When Brunel University London developed an electric racing car for the prestigious Formula Student competition, they needed to test their own custom battery pack.
The Motorsport Centre at Brunel University London has fielded high scoring entries in the Formula Student event's petrol design category, and was one of the few and first universities to race in the TT Zero, an Isle of Man category for electric racing motorcycles. The Centre sits at the centre of a campus known for advanced combustion engine research and its motorsport curriculum.
A new internal initiative is concentrating attention from power electronics, control, and electrochemical specialist faculty around deeper activity in electric and autonomous vehicle design.
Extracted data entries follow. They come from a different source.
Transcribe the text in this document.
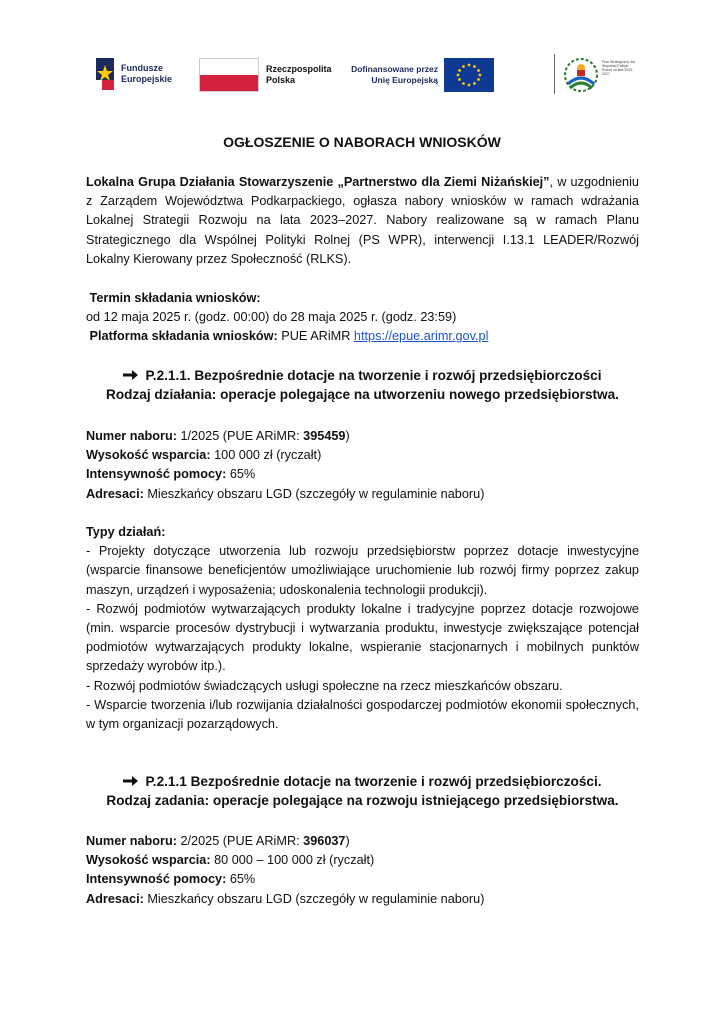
Fundusze
Europejskie
Rzeczpospolita
Polska
Dofinansowane przez
Unię Europejską
Plan Strategiczny dla Wspólnej Polityki Rolnej na lata 2023-2027
OGŁOSZENIE O NABORACH WNIOSKÓW
Lokalna Grupa Działania Stowarzyszenie „Partnerstwo dla Ziemi Niżańskiej”, w uzgodnieniu z Zarządem Województwa Podkarpackiego, ogłasza nabory wniosków w ramach wdrażania Lokalnej Strategii Rozwoju na lata 2023–2027. Nabory realizowane są w ramach Planu Strategicznego dla Wspólnej Polityki Rolnej (PS WPR), interwencji I.13.1 LEADER/Rozwój Lokalny Kierowany przez Społeczność (RLKS).
Termin składania wniosków:
od 12 maja 2025 r. (godz. 00:00) do 28 maja 2025 r. (godz. 23:59)
Platforma składania wniosków: PUE ARiMR https://epue.arimr.gov.pl
P.2.1.1. Bezpośrednie dotacje na tworzenie i rozwój przedsiębiorczości
Rodzaj działania: operacje polegające na utworzeniu nowego przedsiębiorstwa.
Numer naboru: 1/2025 (PUE ARiMR: 395459)
Wysokość wsparcia: 100 000 zł (ryczałt)
Intensywność pomocy: 65%
Adresaci: Mieszkańcy obszaru LGD (szczegóły w regulaminie naboru)
Typy działań:
- Projekty dotyczące utworzenia lub rozwoju przedsiębiorstw poprzez dotacje inwestycyjne (wsparcie finansowe beneficjentów umożliwiające uruchomienie lub rozwój firmy poprzez zakup maszyn, urządzeń i wyposażenia; udoskonalenia technologii produkcji).
- Rozwój podmiotów wytwarzających produkty lokalne i tradycyjne poprzez dotacje rozwojowe (min. wsparcie procesów dystrybucji i wytwarzania produktu, inwestycje zwiększające potencjał podmiotów wytwarzających produkty lokalne, wspieranie stacjonarnych i mobilnych punktów sprzedaży wyrobów itp.).
- Rozwój podmiotów świadczących usługi społeczne na rzecz mieszkańców obszaru.
- Wsparcie tworzenia i/lub rozwijania działalności gospodarczej podmiotów ekonomii społecznych, w tym organizacji pozarządowych.
P.2.1.1 Bezpośrednie dotacje na tworzenie i rozwój przedsiębiorczości.
Rodzaj zadania: operacje polegające na rozwoju istniejącego przedsiębiorstwa.
Numer naboru: 2/2025 (PUE ARiMR: 396037)
Wysokość wsparcia: 80 000 – 100 000 zł (ryczałt)
Intensywność pomocy: 65%
Adresaci: Mieszkańcy obszaru LGD (szczegóły w regulaminie naboru)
Owing to the cost, volume and weight constraints of vehicle design, graduate students at Brunel had conceived an approach to the connection, cooling, and arrangement of cells inside a custom battery module.
Initial tests of their module's performance were promising, but only a test at a full power draw of hundreds of amps of current would confirm the intended capabilities were present and repeatable. The associated power of more than 5kW required kit of a higher rating than had previously been used for battery testing at Brunel.
Dr Barry Rawn, a faculty member, explained: "As faculty advisors, we insisted on safe but exhaustive testing of the student's design. We needed high-power dissipation capability that was as realistic and flexible as possible, to do early evaluation of our electrical and thermal but at a stage mid-way through construction."